This is very subjective, so I will not trade in this market myself.

For context, here are three of the best contenders so far for doing something useful on a downstream task with model internals, and why I don't think they count:

  • SHIFT in Sam Marks' Sparse Feature Circuits - An SAE circuit was found feeding into a probe that had picked up on a spurious correlation with gender, and ablating key gender tracking features reduced the spurious correlation. IMO this is the closest attempt so far, and they compare reasonably to a range of baselines, but I think falls a bit short, as the task is a bit too contrived/spurious for my tastes. I think a similar thing in a more complex/useful setting could be sufficient though.
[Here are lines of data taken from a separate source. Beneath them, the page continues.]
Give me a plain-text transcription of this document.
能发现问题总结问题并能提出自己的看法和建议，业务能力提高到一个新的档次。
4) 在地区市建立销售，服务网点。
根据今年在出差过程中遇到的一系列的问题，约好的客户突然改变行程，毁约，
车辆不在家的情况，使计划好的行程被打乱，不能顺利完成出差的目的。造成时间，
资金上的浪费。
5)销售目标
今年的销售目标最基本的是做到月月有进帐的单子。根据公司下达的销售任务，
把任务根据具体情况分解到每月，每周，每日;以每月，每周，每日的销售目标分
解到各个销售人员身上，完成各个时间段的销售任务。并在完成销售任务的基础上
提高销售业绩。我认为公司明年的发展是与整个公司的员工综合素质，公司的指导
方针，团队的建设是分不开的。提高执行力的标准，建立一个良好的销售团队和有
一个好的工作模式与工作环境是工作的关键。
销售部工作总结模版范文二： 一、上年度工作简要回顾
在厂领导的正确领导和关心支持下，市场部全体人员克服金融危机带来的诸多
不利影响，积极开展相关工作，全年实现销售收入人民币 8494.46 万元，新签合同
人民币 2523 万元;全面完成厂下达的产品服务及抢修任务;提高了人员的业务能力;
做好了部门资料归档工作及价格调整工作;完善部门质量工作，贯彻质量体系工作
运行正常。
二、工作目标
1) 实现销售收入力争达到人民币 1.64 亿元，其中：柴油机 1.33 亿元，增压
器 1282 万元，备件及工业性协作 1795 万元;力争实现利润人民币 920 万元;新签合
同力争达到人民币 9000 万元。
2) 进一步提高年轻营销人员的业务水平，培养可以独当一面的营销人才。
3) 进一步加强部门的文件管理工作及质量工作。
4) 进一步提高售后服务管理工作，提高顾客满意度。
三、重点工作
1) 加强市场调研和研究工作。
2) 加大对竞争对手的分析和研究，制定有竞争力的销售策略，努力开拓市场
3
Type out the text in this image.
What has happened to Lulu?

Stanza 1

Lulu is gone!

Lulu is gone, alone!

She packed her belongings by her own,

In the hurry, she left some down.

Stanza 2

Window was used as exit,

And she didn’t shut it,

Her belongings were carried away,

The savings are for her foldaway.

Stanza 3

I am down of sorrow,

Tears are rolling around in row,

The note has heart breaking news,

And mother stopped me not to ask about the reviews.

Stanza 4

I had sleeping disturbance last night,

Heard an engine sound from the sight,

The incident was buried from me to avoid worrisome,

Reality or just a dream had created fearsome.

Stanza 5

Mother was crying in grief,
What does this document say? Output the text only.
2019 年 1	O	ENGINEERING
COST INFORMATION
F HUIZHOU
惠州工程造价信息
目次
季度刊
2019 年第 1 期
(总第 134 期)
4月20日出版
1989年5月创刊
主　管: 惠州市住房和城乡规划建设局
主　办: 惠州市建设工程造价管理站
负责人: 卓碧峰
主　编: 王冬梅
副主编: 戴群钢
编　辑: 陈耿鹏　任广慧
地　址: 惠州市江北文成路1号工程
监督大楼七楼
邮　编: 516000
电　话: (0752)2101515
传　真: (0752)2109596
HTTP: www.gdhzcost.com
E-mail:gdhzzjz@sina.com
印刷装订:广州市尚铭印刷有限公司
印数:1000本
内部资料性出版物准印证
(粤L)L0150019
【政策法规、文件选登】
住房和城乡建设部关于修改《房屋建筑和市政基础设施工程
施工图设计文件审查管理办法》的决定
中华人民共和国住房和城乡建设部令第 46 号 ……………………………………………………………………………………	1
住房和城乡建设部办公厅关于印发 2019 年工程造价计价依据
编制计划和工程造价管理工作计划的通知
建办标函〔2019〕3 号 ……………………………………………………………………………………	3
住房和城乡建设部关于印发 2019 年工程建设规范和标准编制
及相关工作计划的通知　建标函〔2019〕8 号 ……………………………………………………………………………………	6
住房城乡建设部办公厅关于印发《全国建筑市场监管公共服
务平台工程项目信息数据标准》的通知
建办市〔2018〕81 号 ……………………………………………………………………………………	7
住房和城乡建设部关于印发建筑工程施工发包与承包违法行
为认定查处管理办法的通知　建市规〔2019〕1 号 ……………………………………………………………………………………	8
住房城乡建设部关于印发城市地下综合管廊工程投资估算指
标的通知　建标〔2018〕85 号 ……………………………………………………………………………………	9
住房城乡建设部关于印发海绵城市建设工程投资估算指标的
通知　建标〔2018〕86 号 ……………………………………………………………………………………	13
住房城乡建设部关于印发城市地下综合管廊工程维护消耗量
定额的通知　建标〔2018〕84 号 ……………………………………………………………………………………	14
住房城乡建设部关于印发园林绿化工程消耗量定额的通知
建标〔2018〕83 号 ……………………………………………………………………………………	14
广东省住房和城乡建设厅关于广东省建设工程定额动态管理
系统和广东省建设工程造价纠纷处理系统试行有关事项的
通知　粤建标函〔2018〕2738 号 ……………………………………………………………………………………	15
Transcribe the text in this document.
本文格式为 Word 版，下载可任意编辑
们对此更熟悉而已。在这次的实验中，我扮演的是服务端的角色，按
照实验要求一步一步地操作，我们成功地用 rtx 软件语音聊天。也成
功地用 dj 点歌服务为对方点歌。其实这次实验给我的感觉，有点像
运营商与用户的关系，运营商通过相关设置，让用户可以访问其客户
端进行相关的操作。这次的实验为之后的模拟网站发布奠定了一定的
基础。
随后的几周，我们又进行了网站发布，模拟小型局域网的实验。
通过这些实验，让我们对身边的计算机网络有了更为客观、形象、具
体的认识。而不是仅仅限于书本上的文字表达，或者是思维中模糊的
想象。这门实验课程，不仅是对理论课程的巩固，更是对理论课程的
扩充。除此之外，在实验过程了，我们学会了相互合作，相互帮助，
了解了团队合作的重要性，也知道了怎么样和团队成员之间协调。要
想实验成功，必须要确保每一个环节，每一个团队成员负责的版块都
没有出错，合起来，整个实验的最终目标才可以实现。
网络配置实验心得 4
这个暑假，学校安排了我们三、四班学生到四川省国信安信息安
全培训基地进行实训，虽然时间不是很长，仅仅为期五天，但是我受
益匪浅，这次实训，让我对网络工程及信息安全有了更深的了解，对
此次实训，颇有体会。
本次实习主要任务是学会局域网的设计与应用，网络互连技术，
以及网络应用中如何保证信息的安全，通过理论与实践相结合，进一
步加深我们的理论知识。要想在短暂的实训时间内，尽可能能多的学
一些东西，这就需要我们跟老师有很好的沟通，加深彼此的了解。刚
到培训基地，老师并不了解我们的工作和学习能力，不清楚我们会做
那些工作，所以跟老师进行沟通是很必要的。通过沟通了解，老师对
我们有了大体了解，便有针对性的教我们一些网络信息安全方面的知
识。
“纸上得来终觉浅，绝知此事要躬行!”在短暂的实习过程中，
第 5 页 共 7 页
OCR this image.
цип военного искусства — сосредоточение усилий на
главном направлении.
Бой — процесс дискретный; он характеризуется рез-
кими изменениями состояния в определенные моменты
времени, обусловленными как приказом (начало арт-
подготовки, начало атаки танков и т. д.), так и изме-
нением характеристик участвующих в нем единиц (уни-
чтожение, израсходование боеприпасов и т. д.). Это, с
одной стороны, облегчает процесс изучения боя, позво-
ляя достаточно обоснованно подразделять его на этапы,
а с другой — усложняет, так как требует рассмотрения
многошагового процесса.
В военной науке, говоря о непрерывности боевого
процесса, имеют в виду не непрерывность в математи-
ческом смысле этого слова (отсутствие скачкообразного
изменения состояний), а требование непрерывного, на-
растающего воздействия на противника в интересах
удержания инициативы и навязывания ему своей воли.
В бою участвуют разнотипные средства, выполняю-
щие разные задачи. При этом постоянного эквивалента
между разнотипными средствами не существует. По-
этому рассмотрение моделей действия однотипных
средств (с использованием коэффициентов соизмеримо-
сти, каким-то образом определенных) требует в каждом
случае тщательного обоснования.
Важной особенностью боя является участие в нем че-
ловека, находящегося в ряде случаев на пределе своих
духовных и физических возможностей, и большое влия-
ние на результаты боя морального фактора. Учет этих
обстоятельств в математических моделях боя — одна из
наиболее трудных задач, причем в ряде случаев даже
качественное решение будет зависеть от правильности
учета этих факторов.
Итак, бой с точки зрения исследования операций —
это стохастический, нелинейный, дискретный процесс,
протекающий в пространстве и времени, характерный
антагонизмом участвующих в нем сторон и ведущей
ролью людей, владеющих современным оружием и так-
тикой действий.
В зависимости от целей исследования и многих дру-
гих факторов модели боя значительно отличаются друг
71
  • Golden Gate Claude - while very fun, they didn't compare to the baselines of a system prompt or steering vector (and I am unconvinced GGC would win). I would have considered a user study on eg "how fun is the system to use" where GGC won over those baselines to be successful resolution. It’s fine if “how fun is the system to use” was chosen after creating GGC, so long as it was chosen before the user study (no p-hacking!) - I want an existence proof of SAEs being useful.

  • Refusal is mediated by a single direction - a paper where we found a refusal steering vector and ablated it to jailbreak the model. In addition to not being on SAEs (and so instantly disqualified), we only found that it was competitive with fine-tuning, not better. It might have won on jailbreaking at a given compute budget (or at least, be outside the Pareto frontier of jailbreaking successes against compute budgets)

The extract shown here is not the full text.